De l’autre côté de la Manche, les footballeuses anglaises sont privées de leur plaisir par la Fédération anglaise dès 1921. Le lobbying des médecins et psychiatres qui pensent que le football « est dangereux pour les organes reproducteurs et la poitrine en raison de secousses brutales, des torsions et des coups inhérents », comme l’écrivait le British Medical Journal en 1894, a gagné sa bataille. En France, la Seconde Guerre mondiale marque le début de la fin. Dans un régime de Vichy, dirigé par Philippe Pétain, les valeurs traditionnelles et conservatrices qui se retrouvent dans la nouvelle devise de la France « Travail, Famille, Patrie », ont fini de mettre un terme au premier chapitre du football au féminin dans l’Hexagone. En 1941, le gouvernement autoritaire de l’Etat Français va interdire le football féminin.
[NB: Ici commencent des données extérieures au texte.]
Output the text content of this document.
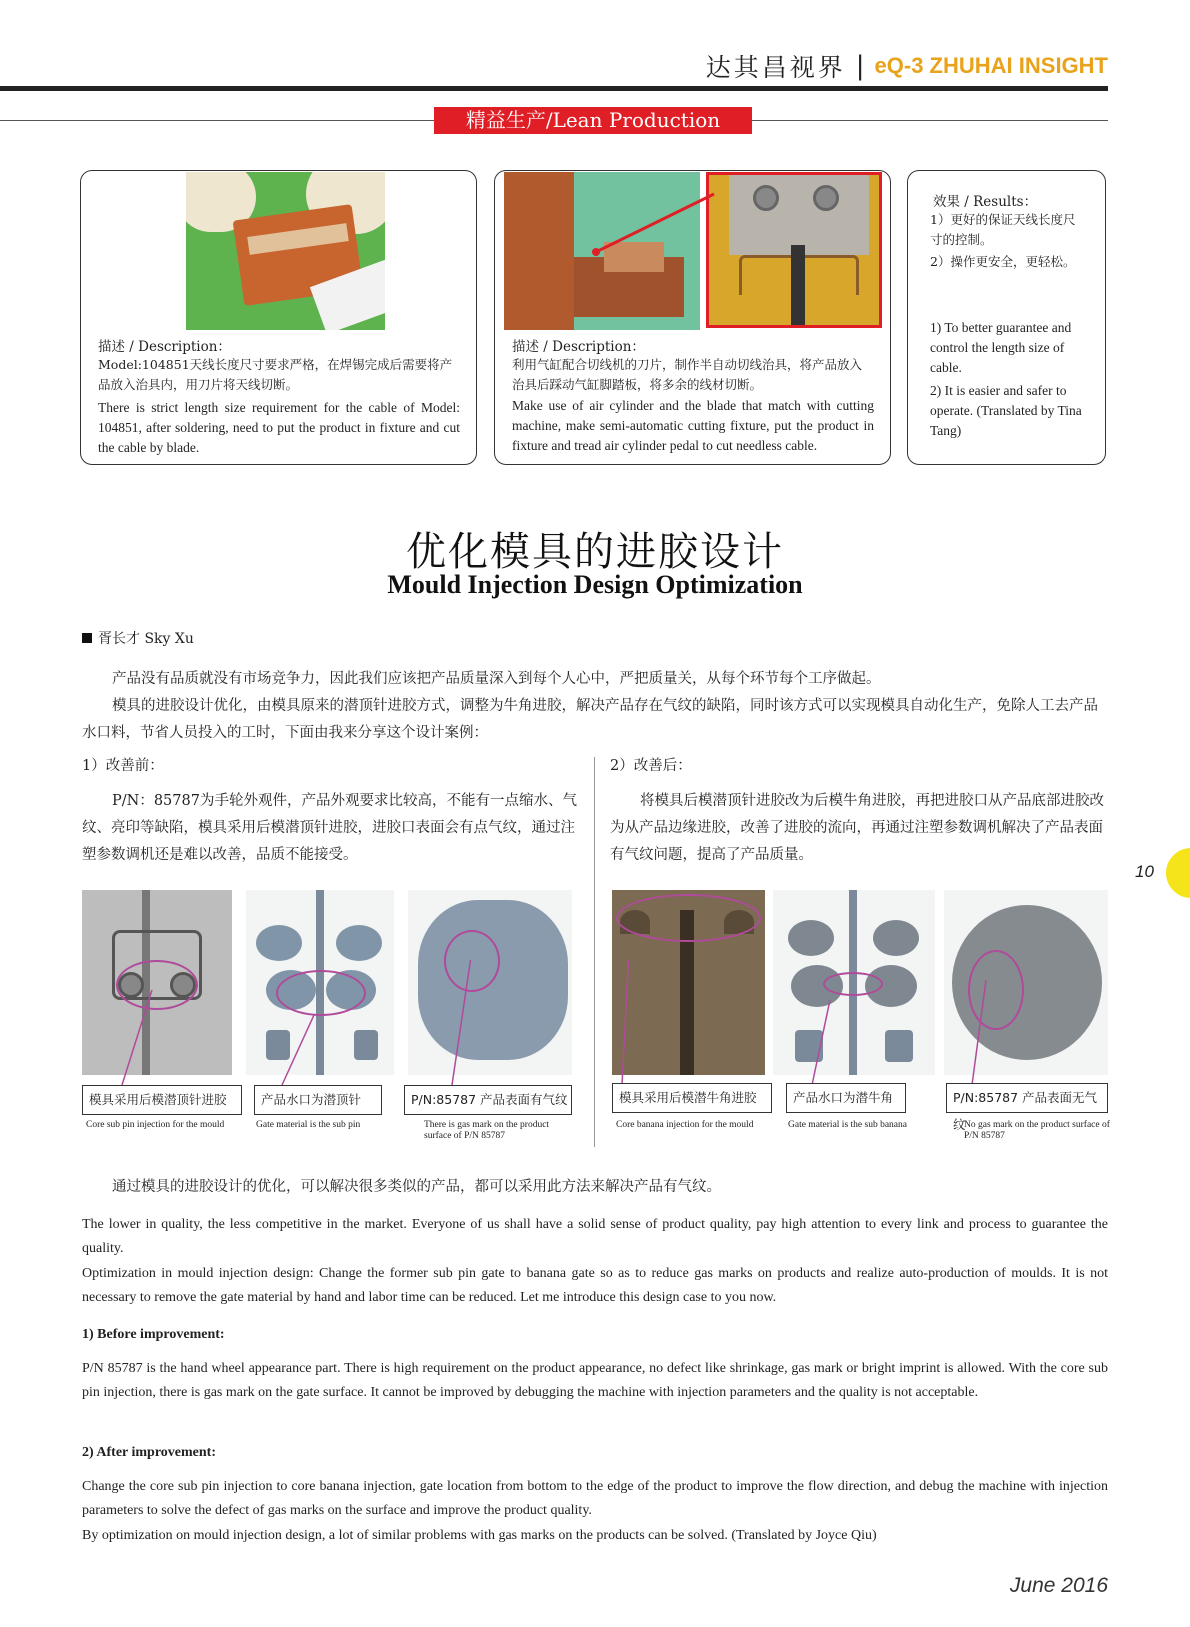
达其昌视界 | eQ-3 ZHUHAI INSIGHT
精益生产/Lean Production
描述 / Description：
Model:104851天线长度尺寸要求严格，在焊锡完成后需要将产品放入治具内，用刀片将天线切断。
There is strict length size requirement for the cable of Model: 104851, after soldering, need to put the product in fixture and cut the cable by blade.
描述 / Description：
利用气缸配合切线机的刀片，制作半自动切线治具，将产品放入治具后踩动气缸脚踏板，将多余的线材切断。
Make use of air cylinder and the blade that match with cutting machine, make semi-automatic cutting fixture, put the product in fixture and tread air cylinder pedal to cut needless cable.
效果 / Results：
1）更好的保证天线长度尺寸的控制。
2）操作更安全，更轻松。
1) To better guarantee and control the length size of cable.
2) It is easier and safer to operate. (Translated by Tina Tang)
优化模具的进胶设计
Mould Injection Design Optimization
胥长才 Sky Xu
产品没有品质就没有市场竞争力，因此我们应该把产品质量深入到每个人心中，严把质量关，从每个环节每个工序做起。
模具的进胶设计优化，由模具原来的潜顶针进胶方式，调整为牛角进胶，解决产品存在气纹的缺陷，同时该方式可以实现模具自动化生产，免除人工去产品水口料，节省人员投入的工时，下面由我来分享这个设计案例：
1）改善前：
P/N：85787为手轮外观件，产品外观要求比较高，不能有一点缩水、气纹、亮印等缺陷，模具采用后模潜顶针进胶，进胶口表面会有点气纹，通过注塑参数调机还是难以改善，品质不能接受。
2）改善后：
将模具后模潜顶针进胶改为后模牛角进胶，再把进胶口从产品底部进胶改为从产品边缘进胶，改善了进胶的流向，再通过注塑参数调机解决了产品表面有气纹问题，提高了产品质量。
模具采用后模潜顶针进胶
Core sub pin injection for the mould
产品水口为潜顶针
Gate material is the sub pin
P/N:85787 产品表面有气纹
There is gas mark on the product surface of P/N 85787
模具采用后模潜牛角进胶
Core banana injection for the mould
产品水口为潜牛角
Gate material is the sub banana
P/N:85787 产品表面无气纹
No gas mark on the product surface of P/N 85787
通过模具的进胶设计的优化，可以解决很多类似的产品，都可以采用此方法来解决产品有气纹。
The lower in quality, the less competitive in the market. Everyone of us shall have a solid sense of product quality, pay high attention to every link and process to guarantee the quality.
Optimization in mould injection design: Change the former sub pin gate to banana gate so as to reduce gas marks on products and realize auto-production of moulds. It is not necessary to remove the gate material by hand and labor time can be reduced. Let me introduce this design case to you now.
1) Before improvement:
P/N 85787 is the hand wheel appearance part. There is high requirement on the product appearance, no defect like shrinkage, gas mark or bright imprint is allowed. With the core sub pin injection, there is gas mark on the gate surface. It cannot be improved by debugging the machine with injection parameters and the quality is not acceptable.
2) After improvement:
Change the core sub pin injection to core banana injection, gate location from bottom to the edge of the product to improve the flow direction, and debug the machine with injection parameters to solve the defect of gas marks on the surface and improve the product quality.
By optimization on mould injection design, a lot of similar problems with gas marks on the products can be solved. (Translated by Joyce Qiu)
10
June 2016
Le Femina Sport cède le Stade Élisabeth à la ville de Paris en 1943, à la suite de deux incendies. Tandis que le club omnisports de la Porte d’Orléans abandonne le football.

Le football féminin fera son retour en France et Angleterre dans les années 1970. Avant de connaître la domination de l’Olympique Lyonnais depuis 2007, le football français avait eu un club qui a grandi, aux antipodes des valeurs de son époque, défiant les critiques acerbes des dirigeants et journalistes : le Femina Sport qui a marqué une page, encore méconnue, de l’histoire.

Sources :

Clémence Allezard, Fémina Sport, premier âge d’or, France Culture, 16 août 2020.

Hubert Artus, Girl Power : 150 ans de football féminin, Éditions Calmann-Lévy, 2022.

Aurélie Delmas, Adrien Franque, « Les femmes sont-elles seulement des faire-valoir du football ? », Libération, 5 juin 2019.

Gilles Dhers, Fémina Sport : aux sources du foot des femmes en France, Libération, 10 juin 2019.

Lionel Pittet, Le premier succès avorté du football féminin, Le Temps, 24 mai 2019.